- TikTok is pulling back on testing an AI feature that added text summaries to videos.
- The tool was prone to hallucinations, comparing Charli D'Amelio to blueberries and a dog training video to origami.
- Going forward, the feature will focus on identifying products in videos, a TikTok spokesperson said.
Did TikTok just have its "glue pizza" moment?
The company is pulling back on a new artificial intelligence feature it was testing that went haywire, adding wildly inaccurate AI-generated text summaries to videos from users like Charli D'Amelio, Shakira, and Saturday Night Live.
These "AI overviews" were designed to provide additional context for a video, recommend similar products to what's on-screen, and generally explain what was happening.
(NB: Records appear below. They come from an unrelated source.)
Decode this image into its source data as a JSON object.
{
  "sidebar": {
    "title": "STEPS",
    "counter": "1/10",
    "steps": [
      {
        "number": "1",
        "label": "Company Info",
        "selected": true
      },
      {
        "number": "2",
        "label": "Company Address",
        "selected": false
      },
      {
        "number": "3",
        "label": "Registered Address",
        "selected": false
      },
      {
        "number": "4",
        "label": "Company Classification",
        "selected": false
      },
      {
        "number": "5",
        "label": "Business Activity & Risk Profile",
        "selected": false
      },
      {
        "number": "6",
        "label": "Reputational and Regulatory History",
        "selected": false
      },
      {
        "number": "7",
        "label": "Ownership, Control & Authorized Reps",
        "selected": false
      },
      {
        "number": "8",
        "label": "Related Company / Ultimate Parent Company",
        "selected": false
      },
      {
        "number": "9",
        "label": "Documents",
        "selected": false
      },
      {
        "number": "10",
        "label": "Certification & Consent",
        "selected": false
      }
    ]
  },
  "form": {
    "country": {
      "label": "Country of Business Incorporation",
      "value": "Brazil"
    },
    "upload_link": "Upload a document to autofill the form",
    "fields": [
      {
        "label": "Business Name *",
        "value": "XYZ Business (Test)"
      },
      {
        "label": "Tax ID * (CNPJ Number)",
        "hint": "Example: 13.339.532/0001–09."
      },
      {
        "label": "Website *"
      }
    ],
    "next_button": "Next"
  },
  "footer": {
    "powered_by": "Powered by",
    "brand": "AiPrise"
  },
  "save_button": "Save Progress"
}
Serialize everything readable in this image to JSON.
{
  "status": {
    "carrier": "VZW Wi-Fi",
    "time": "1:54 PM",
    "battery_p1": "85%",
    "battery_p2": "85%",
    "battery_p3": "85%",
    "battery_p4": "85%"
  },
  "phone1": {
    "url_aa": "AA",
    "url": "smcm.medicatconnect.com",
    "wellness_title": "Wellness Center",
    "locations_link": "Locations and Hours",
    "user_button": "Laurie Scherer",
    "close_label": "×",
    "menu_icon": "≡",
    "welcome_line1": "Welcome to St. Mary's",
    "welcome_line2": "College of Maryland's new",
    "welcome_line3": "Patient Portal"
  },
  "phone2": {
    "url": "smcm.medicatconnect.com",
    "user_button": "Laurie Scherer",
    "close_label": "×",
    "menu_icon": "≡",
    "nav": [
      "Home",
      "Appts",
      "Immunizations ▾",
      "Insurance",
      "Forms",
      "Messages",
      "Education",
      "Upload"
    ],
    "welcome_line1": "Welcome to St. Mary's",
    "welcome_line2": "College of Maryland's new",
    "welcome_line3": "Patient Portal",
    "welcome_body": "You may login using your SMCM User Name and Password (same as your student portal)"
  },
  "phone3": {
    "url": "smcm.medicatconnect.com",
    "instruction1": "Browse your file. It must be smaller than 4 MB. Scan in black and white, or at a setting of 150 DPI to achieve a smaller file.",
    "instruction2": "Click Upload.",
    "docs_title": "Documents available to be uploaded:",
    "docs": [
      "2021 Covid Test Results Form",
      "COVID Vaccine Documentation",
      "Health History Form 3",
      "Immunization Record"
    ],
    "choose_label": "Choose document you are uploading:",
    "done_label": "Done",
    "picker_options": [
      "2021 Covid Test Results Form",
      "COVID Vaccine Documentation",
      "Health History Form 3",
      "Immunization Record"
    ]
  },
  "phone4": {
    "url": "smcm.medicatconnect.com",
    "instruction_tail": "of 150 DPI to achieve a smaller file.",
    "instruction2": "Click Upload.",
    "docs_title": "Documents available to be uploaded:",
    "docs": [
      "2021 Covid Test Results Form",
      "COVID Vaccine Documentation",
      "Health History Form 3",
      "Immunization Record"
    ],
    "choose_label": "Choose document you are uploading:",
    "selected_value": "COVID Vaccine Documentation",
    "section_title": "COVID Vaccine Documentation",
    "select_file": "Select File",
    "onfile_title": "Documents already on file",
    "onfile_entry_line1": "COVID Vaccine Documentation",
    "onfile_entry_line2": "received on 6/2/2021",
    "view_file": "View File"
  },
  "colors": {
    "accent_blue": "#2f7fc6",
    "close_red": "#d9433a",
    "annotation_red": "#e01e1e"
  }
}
While the tool did a good job summarizing some posts, for others, it hallucinated more than Bryan Johnson did during his livestream mushroom trip.
Here are a few chaotic examples of AI overviews this reporter saw on the app in the past week:
- The AI feature described a video of Charli D'Amelio, sitting alone in front of a white wall and talking directly to the camera, as a "collection of various blueberries with different toppings."
- A post from a dog trainer explaining why dogs kick their feet after going to the bathroom was described as "a captivating display of intricate origami art, meticulously folded from a single sheet."
- A video from Shakira promoting a new song release, per the AI overview, was "a repetitive sequence of several distinct blue shapes appearing and moving across the screen."
- A viral post about feeling heartbroken from a user named Victoria was described as a "mesmerizing close-up of a tiny hand repeatedly tracing intricate patterns on a smooth surface."
- A video of Olivia Rodrigo promoting her upcoming appearance on SNL was called a "person's face being gradually replaced by a random, nonsensical string of letters and numbers."
One Reddit user wrote that it was as if the feature would look at a video and then "independently open a different tab and use a random text generator to create a caption."
Now, following user feedback, TikTok is pulling back on the test, a company spokesperson confirmed to Business Insider. The AI overview feature has been updated to focus on identifying products in a video rather than describing a video's full contents, they said.
The tool, which has been testing for a few months, was available to a limited set of users in the US and a few other markets, the spokesperson said, describing it as an experiment.
TikTok declined to share which models it used to power its AI overviews, but an in-app description of the feature says it relied on either TikTok's own AI tech or third-party products.
Seeing hallucinatory AI summaries show up in my feed this week felt like a throwback to when ChatGPT and other early AI products regularly made stuff up.
When Google released its version of AI overviews in 2024, the feature confidently proclaimed that a dog had played in the NHL, for example. It told my coworker Katie Notopoulos to add glue to her pizza to keep the cheese from sliding off.
While AI tools are getting better at answering some questions — a recent analysis by the AI firm Oumi found Google's AI overviews were accurate about 90% of the time — it felt oddly comforting to see that a technology that doomsdayers predict will wipe out white-collar jobs and take over many facets of our lives can still fail in silly and surprising ways.